In July 2006, Knauss was awarded the "Saarland Art Prize (Literature)." The jury stated: "The clear composition of her novels is especially worth mentioning. Her great themes have been thoroughly researched; Sibylle Knauss must be attested to an excellent literary treatment of her subjects. For her novels, she chooses mainly historical figures of women whose ways of life she describes in a particular way. Sibylle Knauss' language is free of ideological ballast, her novels read with pleasure."

Saarland Minister of Culture, Jürgen Schreier, described Knauss as "an outstanding literary ambassador of our country."

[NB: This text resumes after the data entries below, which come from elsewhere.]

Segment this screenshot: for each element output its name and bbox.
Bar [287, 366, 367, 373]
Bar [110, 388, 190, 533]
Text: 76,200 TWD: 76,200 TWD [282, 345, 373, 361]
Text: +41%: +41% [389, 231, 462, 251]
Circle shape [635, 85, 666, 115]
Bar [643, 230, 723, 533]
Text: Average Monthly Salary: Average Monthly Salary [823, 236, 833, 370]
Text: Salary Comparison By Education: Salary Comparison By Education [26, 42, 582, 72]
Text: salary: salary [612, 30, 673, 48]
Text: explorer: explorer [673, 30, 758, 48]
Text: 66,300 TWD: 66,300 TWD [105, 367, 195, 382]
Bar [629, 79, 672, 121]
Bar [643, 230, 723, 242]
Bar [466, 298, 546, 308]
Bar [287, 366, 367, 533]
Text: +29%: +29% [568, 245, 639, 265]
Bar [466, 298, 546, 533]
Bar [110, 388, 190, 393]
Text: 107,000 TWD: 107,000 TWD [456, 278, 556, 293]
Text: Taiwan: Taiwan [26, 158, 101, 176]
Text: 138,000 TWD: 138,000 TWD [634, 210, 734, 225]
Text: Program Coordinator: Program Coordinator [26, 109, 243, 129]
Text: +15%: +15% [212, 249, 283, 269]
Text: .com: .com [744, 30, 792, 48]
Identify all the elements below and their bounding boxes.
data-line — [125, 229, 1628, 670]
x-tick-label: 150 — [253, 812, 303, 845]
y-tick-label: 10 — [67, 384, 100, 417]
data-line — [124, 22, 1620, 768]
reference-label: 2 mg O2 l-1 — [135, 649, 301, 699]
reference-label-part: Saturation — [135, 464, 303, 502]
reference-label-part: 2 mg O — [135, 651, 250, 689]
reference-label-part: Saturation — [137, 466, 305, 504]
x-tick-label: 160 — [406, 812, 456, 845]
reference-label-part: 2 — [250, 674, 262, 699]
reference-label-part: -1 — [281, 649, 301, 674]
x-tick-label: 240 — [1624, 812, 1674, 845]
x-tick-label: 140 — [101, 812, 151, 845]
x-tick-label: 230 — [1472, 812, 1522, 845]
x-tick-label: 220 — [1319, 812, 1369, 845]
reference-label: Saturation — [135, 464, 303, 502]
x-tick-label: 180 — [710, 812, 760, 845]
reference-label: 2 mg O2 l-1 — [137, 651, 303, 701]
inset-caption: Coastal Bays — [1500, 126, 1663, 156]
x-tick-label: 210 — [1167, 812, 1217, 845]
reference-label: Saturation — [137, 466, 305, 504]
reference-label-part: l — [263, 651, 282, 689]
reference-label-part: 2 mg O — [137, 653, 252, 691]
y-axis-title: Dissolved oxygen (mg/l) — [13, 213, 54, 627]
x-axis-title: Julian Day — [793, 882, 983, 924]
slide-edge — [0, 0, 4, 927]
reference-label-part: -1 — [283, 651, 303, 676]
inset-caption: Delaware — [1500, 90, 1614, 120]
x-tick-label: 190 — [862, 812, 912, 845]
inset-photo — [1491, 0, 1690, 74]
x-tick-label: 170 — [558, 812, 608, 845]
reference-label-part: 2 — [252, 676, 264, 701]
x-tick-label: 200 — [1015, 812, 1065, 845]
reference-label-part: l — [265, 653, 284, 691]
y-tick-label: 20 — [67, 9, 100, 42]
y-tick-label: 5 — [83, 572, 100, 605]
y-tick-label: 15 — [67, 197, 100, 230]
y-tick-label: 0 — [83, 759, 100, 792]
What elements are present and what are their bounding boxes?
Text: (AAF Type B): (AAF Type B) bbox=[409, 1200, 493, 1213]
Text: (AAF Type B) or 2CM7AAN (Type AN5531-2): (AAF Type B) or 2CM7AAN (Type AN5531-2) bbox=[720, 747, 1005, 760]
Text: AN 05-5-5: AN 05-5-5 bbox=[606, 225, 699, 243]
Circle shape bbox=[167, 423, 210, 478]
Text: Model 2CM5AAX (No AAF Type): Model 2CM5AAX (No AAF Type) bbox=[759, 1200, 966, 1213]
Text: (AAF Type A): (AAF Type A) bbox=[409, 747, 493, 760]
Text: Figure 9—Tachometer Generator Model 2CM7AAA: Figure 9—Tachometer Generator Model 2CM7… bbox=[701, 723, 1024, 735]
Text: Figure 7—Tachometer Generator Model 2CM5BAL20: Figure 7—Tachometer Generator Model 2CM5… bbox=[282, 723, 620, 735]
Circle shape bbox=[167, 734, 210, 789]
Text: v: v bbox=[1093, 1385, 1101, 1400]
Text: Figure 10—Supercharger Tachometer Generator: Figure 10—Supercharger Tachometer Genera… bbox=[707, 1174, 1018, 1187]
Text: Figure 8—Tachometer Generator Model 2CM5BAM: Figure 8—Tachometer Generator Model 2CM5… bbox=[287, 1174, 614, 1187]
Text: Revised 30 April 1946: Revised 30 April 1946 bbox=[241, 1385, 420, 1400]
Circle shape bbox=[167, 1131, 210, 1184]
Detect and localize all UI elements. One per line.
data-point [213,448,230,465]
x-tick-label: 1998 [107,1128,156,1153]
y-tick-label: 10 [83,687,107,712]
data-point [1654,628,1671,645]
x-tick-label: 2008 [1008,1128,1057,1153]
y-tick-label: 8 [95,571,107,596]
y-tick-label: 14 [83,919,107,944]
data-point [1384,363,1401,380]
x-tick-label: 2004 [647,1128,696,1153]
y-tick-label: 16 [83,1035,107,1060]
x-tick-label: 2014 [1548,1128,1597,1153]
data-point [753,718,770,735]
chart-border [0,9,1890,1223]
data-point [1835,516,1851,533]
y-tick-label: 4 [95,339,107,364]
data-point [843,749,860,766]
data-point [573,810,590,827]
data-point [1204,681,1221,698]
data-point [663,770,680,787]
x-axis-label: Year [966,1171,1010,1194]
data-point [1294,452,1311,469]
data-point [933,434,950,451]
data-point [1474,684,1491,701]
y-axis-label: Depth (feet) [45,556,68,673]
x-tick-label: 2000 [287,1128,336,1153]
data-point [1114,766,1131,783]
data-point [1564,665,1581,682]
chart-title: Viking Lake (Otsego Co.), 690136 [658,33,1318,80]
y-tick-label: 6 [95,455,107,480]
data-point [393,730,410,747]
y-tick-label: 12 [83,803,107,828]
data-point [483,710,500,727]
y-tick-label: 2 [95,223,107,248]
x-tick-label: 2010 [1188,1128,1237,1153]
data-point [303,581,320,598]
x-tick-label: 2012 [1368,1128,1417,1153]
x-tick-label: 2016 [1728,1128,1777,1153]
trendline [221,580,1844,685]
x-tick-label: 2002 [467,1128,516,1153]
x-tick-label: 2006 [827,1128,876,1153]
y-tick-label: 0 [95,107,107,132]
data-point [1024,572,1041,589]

Knauss was listed in the list of 50 major Saarlanders by the Landesarbeitsgemeinschaft Kommunale Frauenbeauftrag [Google translation: National Workers' Union Communal Women's Commission] in Saarland.

==Reviews==
Edelgard Abenstein, Deutschlandradio Kultur: "Knauss' talent is always reflected in the successful combination of facts and fiction, such as in "Eden," where she presents herself as a master of the biographical novel, whose greatest strengths lie in the life of the adventurer Mary Leakey, where style, wit, and color sparkle."

==Selected publications==
- Oh Elise, or, Loves is a lonely business. Novel. Hoffmann & Campe, Hamburg 1981, ISBN 3-455-03860-3 ( Elise Lensing )
- The master's room. Novel. Hoffmann & Campe, Hamburg 1983
- Erlkönig's daughters. Novel. Hoffmann & Campe, Hamburg 1985
- Charlotte Corday. Novel. Hoffmann & Campe, Hamburg 1988
- Uninvited guests. Novel. Droemer Knaur, Munich 1991 ISBN 3-455-03864-6
- School of narrative - a guide. Fischer TB, Frankfurt 1995 ISBN 3-596-12885-4;
- Over Neuaufl.: School of narrative. A guide for novels and screenplay authors. Authors House, Berlin 2006 ISBN 3-86671-011-9
- The night with Paul. Novel. Droemer Knaur, Munich 1996 ISBN 3-426-65103-3
- The missionary. Novel. Hoffmann & Campe, Hamburg, 1997 ISBN 3-455-03866-2
- Eva's cousin. Novel. Claassen, Munich 2000 ISBN 3-546-00236-9
- Feet in the fire. Novel. Claassen, Hamburg 2003 ISBN 3-546-00288-1
- The Marquise de Sade. Novel. Hoffmann & Campe, Hamburg, 2006, ISBN 3-455-03867-0
- Eden. Novel. Hoffmann & Campe, Hamburg 2009 ISBN 978-3-455-40144-8
- Stranger Novel. Hoffmann & Campe, Hamburg 2012 ISBN 978-3-455-40358-9
- The love memory. Novel. Klöpfer & Meyer, Tübingen, Germany 2015 ISBN 978-3-86351-092-3

==Further information==
- Helga Abret: In the twilight of distance and proximity. On Sibylle Knauss' novel "Charlotte Corday" (1988). In: Helga Abret, Ilse Nagelschmidt (Hrsg.): Between distance and proximity . A generation of authors in the 80s. (= Convergences 6). Peter Lang, Bern et al., 1998, ISBN 3-906759-98-9, pp. 211-234.
- Katharina Schnell: On Subjectivity in the Reception and Interpretation of Works by the example of the author Sibylle Knauss. Proseminar work. Johannes Gutenberg University, Mainz, Germany.
- Simplice Agossavi: External hermeneutics in contemporary German literature with examples by Uwe Timm, Gerhard Polt, Urs Widmer, Sibylle Knauss, Wolfgang Lange and Hans Christoph Buch (= Saarbrücker Contributions to Literary Sciences, volume 77). Röhrig, St. Ingbert 2003, ISBN 3-86110-339-7 (Dissertation University of the Saarland 2002, Speaker: Gerhard Sauder, 186 pages).